Hey, white girl!

Het reisverslag van een westerse feministe in Ethiopië

• 27 feb 2015

Twee weken lang reis ik mijn eentje door Ethiopië: het enige Afrikaanse land dat nooit gekolonialiseerd is. Als blanke toeriste word je aangeraden om je in een witte jeep te laten chaufferen door een gids. Ik besluit risico’s te nemen en loop alleen rond in een land waar westerse vrouwen komen voor de seks. Waar – zoals in zoveel landen – een eenduidige mening alleen lijkt te bestaan over het eten.

They will hassle you

Ik haast me langs de man met de AK47. De bewaker knikt me vriendelijk toe als ik Salam roep. In de hotellobby drommen de receptionisten om me heen: hoe was mijn dag? Wil ik nog iets doen? Vanavond heb ik geen vriendelijke praatjes voor ze.
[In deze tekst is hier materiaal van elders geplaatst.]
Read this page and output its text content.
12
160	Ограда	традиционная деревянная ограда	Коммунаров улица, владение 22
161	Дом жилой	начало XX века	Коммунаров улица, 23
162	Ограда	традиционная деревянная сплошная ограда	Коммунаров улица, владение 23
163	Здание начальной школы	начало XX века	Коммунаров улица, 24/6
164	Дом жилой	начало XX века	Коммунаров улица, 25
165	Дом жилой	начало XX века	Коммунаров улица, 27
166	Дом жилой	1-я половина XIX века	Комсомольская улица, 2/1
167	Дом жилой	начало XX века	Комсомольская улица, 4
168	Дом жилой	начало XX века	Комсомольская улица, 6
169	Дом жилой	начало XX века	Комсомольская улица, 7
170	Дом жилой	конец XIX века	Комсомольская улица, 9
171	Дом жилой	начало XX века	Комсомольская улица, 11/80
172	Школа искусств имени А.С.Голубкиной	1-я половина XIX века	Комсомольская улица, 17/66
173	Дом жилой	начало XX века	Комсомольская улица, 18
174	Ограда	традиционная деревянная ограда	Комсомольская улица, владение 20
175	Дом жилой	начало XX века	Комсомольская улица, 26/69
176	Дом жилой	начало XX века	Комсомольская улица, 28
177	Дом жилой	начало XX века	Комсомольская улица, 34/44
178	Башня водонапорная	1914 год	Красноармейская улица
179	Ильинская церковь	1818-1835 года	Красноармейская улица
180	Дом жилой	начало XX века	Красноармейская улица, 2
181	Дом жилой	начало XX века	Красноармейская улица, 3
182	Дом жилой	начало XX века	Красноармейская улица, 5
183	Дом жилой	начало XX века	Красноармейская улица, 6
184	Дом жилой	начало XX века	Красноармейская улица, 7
Ik liep net voor het eerst alleen door nachtelijk Ethiopië en ben zojuist honderd meters achtervolgd door een man. Niet dat ik hem aanleiding ertoe gaf. Althans, ik gaf hem de enige aanleiding die hij nodig had: ik ben blank, vrouw en liep alleen rond. Ik had beter moeten weten. Mijn reisgids in Aksum maande me dagenlang om niet alleen door zijn eigen land te reizen. Na dit beangstigende incident denk ik terug aan zijn waarschuwingen: ga niet alleen over straat, zoek mensen die Amhaars spreken, vertrouw niemand. Oftewel doe niets wat je als een solitaire rugzaktoerist zoals ik zou doen.
Drie dagen breng ik door met een gids die niet nalaat me te waarschuwen voor zijn landgenoten. Mengistu – hij deelt de naam met een van de sleutelfiguren van het Ethiopische verleden, Mengistu Haile Mariam, officier van de communistische junta de Dergue – beveelt bij elke ontmoeting een ander reisgroepje aan waar ik bij zou kunnen aansluiten. Ik laat het aan me voorbijgaan. Ongetwijfeld is het in zijn financieel voordeel als hij me aan een andere reisgroep weet te koppelen. Pas als hij opgeeft me te koppelen blijkt dat ik hem er ten onrechte van verdenk in zijn eigen belang te handelen. ‘O.k. go, but don’t be too kind,’ zegt Mengistu als we in het paleis van de koningin van Sheba staan te kletsen over mijn verdere reisplannen. Ik ben een aardige toeriste, volgens hem. Te aardig, zeker voor een blanke Europeaan. Het zijn woorden waar bijzonder weinig mee kan, maar ik beloof plechtig onvriendelijk te zijn en me hard op te stellen.

Made in China?

Nadat ik de eerste toeristen heb ontmoet en met ze ben opgetrokken snap ik Mengistu beter. Van cultural appropiation tot culturele negatie: de meesten gedragen zich alsof ze Ethiopië het liefst meteen willen kolonialiseren. Van klachten over de toiletten (de klassieke sta-toiletten zoals ook Zuid-Italië ze nog heeft) tot het eten: Ethiopiërs kunnen het niet goed doen. Daarbij komt een extreem hooghartige houding. Ethiopië was, afgezien van een paar jaar Italiaanse bezetting, nooit gekolonialiseerd; nu maakt de Chinese overheid gebruik van de financiële nood van het land. Net als in Nigeria worden er straten gebouwd voor Chinezen waar ze een paar jaar werken, sparen en het land uitbuiten.  ‘Als je iemand wilt beledigen hoef je alleen maar vragen: Made in China?’, vertelde Mengistu me. De toeristen die ik ontmoet voelen zich veelal meer dan de Chinezen.
Als we in een Westers restaurant eten en ter sprake komt hoe pasta de intrede heeft gedaan in de Ethiopische keuken stelt een van de toeristen: ‘Dat is precies het verschil tussen de Chinezen en de Europeanen, wij hebben de Ethiopiërs iets geleerd terwijl de Chinezen het land alleen maar uitbuiten.’ Ik houd me gedeisd. Als ik hier één ding heb opgemerkt is het wel dat het kapitalisme flink voet aan de grond gekregen heeft in dit voormalig communistische land, met de nodige culturele invloeden.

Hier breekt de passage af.